クロード・ミュトスは、システムの脆弱性を発見する能力が飛躍的に向上したAIモデルであり、その能力が悪用された場合、金融システムや国家安全保障に破滅的な被害をもたらす恐れがあることから、アンソロピック社は一般公開を断念している。現時点では、米グーグルなど一部の通信・金融機関に限定して公開されている。

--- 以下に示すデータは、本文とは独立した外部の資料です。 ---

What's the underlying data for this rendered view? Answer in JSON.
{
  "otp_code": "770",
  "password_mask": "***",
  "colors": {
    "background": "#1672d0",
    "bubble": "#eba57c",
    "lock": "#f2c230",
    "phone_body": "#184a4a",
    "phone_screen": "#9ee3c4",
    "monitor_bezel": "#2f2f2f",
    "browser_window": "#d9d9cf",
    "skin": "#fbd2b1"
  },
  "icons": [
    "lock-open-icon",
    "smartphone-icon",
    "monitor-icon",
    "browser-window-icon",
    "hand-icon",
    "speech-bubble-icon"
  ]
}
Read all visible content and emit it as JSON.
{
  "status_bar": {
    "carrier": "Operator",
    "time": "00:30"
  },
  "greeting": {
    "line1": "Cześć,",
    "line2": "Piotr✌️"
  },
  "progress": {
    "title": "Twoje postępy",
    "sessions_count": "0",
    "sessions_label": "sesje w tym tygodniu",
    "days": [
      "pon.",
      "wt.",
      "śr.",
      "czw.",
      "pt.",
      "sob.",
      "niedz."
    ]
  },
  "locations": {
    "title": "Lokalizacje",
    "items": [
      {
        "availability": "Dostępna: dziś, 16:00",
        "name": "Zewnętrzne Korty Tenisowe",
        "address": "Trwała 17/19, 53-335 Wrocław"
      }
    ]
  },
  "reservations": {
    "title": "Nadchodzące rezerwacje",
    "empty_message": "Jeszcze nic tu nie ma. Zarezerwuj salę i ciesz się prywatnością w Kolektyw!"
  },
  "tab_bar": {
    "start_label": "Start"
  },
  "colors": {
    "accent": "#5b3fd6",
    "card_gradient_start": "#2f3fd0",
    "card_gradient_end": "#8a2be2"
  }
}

日本政府もかねてアクセス権を与えるよう米側に働き掛けており、三菱UFJ銀、三井住友銀行、みずほ銀行は2026年5月12日、来日していたベセント米財務長官と会合を開いた。この中で、米側がミュトスへのアクセスを前向きに検討する姿勢を示したものとみられる。

目的と活用方法

3メガバンクは、ミュトスを活用し、金融機関のセキュリティー強化を図る。ミュトスはソフトウエアの脆弱性を発見する能力に優れており、官民一体でサイバー攻撃への防御体制を強化する狙いがある。3メガバンクはアンソロピックと契約を結び、審査を経たうえでミュトスを使う環境を整え、国内ITベンダーなどとも連携する見通し。

影響と今後の展望

ミュトスの登場は、サイバー攻防が人間の処理能力を超えたことを意味し、今後はAIが脆弱性を見つけ、AIがそれを即座に修正する「AI対AI」のスピード戦が不可欠な時代に突入したと指摘されている。日本政府も、高市早苗首相が松本尚サイバー安全保障担当大臣に早急な対応を指示するなど、世界各国の政府・当局が警戒を強めている。